Prensa MPPC (14/8/2023) Conocí a Roberto Hernández Montoya y su humor genial en 1978 gracias a una admirable iniciativa editorial llamada El Sádico Ilustrado. Por esos días llegó a mis manos un libro de fotografías de graffittis venezolanos hechas por Ricardo Armas llamado Letreros que se… (y aquí unos ojos abiertos como los de un emoticón). El prólogo del libro era de Roberto y gracias a él supe que el merengue Car’e Cochino era la prueba más sólida de que el surrealismo existía en Venezuela en tiempos cañoneros antes que se le ocurriera a André Bretón proponerlo en Francia. De ese libro recuerdo también la foto de un muro a la salida de Mérida, que casualmente acababa de ver durante un viaje que hice con mi padre y que decía “Mérida es de pinga, todo el mundo singa”.
En el ochenta, al entrar a la Escuela de Artes de la UCV, quise ver con él Metodología de la Investigación pero ese semestre me tocó ver esa materia con su esposa Susana Gámez. En esa época disfruté de un espectáculo creado por él y Miguel Delgado Estévez para la Cátedra del Humor Aquiles Nazoa llamado “El Ramillete de la Cursilería” donde escuché por primera vez ese portento de la pava y lo pavoso que es el Himno de las Enfermeras.

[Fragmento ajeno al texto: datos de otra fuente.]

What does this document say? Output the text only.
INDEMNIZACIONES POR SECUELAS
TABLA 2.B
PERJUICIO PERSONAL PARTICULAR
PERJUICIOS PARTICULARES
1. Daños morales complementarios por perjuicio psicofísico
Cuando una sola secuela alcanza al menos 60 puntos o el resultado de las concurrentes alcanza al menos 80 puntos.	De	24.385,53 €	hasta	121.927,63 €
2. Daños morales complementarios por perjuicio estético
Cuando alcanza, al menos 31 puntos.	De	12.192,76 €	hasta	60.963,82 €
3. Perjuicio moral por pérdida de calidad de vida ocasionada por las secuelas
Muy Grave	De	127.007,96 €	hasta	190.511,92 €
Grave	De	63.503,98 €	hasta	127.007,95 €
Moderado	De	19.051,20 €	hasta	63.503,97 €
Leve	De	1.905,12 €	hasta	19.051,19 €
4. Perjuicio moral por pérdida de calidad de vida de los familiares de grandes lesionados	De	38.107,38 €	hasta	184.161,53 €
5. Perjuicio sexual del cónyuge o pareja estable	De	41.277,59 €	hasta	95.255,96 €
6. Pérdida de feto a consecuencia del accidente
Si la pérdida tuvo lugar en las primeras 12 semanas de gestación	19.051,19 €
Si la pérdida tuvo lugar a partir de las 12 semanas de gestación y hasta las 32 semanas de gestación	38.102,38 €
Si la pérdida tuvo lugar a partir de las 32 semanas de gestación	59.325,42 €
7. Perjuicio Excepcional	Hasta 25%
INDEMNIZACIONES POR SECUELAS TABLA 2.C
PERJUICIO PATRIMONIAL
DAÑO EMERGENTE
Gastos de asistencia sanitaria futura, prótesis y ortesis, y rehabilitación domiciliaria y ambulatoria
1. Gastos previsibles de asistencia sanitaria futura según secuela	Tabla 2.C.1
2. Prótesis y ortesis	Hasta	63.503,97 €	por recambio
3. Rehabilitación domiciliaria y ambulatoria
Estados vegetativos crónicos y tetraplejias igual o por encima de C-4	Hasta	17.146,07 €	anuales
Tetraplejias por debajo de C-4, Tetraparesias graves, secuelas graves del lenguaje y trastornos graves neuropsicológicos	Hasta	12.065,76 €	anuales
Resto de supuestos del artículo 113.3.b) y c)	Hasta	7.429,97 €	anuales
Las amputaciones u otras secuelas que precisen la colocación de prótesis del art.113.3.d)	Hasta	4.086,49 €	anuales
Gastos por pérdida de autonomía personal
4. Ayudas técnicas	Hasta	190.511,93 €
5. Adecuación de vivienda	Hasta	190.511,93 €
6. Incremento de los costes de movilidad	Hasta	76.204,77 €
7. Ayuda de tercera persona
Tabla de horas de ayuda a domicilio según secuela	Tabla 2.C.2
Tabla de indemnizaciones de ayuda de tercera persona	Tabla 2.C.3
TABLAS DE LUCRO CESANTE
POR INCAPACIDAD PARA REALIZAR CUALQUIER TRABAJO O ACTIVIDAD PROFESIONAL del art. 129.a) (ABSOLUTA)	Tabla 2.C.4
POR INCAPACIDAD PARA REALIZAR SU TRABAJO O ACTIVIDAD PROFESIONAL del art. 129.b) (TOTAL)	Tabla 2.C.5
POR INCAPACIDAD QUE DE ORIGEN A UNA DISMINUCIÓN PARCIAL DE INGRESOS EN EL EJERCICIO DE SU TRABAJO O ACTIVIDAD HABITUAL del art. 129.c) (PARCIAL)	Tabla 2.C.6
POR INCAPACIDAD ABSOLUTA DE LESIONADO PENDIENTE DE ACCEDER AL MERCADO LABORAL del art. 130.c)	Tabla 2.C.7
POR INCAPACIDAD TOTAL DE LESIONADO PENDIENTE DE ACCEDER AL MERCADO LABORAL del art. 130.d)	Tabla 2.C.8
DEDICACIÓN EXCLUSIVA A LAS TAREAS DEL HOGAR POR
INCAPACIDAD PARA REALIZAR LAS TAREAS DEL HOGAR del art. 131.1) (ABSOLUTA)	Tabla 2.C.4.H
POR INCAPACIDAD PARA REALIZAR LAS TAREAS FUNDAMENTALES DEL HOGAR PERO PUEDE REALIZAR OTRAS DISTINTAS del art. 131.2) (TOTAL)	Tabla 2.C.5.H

Volví a conectarme con él cuando regresó a sus fueros junto a Roberto Malaver para desnudar la grosera mediocridad de la oposición venezolana y permitir que la rabia y la indignación se convirtieran en carcajadas y así pudiéramos concentrarnos en atacar al verdadero enemigo, el titiritero que movía las cuerdas con la intención de acabar con los sueños de un pueblo. Finalmente nos conocimos personalmente siendo ambos parte del equipo de cultura de la Revolución Bolivariana. No fueron muchas pero si extensas y entretenidas las conversaciones que logramos sostener a lo largo de estos años. Hablamos de música (a veces me enviaba por las redes verdaderas joyas como esas imágenes de Bola de Nieve en una reunión caraqueña donde coincidían personalidades del peso de Alejo Carpentier) y de cine, sobre todo de ese cine europeo de los 70 que admirábamos tanto como las películas de Kurosawa. Dejo aquí este testimonio para sentirme cerca de su humanidad con la sonrisa que siempre logró arrancar de mi inteligencia.